The church’s statement, posted on its official website, read: “This wrong decision resulted in hurt and sadness for everyone. Both the pastor and those involved in the wedding location being changed have expressed their regrets and sorrow for their actions.”
However, Wilson says that no one from the church has officially reached out to him or his wife, and calls the statement and so called apology an “insult.”
Pastor Stan Weatherford, a family friend who’d been asked to officiate their ceremony, informed the couple that there were protests from certain church members asking that the first Black marriage not take place there. Weatherford told the Wilsons that his job was at stake if he married them there.
Even though the couple’s wedding was planned well in advance for July 20, the big day was rushed and relocated to a Black church nearby, where Weatherford did in fact marry Charles and Te’ Andrea.

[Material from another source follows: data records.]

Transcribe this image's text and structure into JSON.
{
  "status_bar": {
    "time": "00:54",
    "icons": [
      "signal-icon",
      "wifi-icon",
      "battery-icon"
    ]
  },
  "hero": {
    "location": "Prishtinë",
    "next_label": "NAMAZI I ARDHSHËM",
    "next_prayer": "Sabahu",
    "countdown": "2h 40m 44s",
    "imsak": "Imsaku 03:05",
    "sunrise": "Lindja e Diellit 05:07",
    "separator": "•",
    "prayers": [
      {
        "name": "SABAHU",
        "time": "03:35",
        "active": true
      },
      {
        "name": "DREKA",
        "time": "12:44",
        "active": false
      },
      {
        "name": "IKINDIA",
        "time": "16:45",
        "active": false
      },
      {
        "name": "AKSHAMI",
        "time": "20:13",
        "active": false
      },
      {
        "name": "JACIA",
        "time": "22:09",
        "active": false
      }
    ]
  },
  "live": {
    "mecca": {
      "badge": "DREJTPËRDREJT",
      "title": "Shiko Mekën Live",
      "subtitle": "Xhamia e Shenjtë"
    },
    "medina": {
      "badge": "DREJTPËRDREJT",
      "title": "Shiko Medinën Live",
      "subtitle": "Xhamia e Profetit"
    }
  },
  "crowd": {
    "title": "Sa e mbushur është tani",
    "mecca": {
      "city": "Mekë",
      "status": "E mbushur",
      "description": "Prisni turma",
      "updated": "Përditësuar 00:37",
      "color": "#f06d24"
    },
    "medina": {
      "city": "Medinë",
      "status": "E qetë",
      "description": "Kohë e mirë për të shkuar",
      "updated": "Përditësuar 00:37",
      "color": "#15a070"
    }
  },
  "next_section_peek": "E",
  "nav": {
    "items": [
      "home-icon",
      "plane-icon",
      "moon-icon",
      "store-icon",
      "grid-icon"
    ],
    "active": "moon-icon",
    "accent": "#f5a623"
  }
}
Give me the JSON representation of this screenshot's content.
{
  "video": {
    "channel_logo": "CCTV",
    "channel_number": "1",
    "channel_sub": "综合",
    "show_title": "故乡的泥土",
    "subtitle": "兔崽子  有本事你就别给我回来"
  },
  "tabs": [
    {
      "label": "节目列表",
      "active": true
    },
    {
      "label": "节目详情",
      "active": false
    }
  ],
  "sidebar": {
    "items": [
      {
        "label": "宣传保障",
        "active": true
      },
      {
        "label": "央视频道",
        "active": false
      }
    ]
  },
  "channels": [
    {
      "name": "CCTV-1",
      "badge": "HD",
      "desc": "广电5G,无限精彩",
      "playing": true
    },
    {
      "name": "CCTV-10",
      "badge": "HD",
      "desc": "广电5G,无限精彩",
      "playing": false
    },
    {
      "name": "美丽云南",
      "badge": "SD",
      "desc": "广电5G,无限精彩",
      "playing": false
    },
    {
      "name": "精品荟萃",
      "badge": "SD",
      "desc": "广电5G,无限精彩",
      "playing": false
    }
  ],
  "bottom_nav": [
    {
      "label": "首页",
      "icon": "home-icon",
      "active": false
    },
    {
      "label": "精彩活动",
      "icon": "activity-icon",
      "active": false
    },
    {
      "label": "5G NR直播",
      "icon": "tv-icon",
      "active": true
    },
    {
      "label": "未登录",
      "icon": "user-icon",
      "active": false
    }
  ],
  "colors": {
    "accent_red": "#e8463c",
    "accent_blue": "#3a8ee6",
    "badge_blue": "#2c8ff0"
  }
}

Residents and community organizers of Crystal Springs organized a unity rally July 30 in an effort to help ease the local tension brewing over the banning.
According to CNN, a spokesperson from the church said that “the church had attempted to reach out to the couple and that calls were not returned.”
Wilson said on Sunday, “The pastor has not spoken to us since a couple days after the incident. We have not heard from the pastor or any church official since the incident.”
Many members feel that their church is being misrepresented and say they were completely unaware that the Wilsons were denied the opportunity to marry there.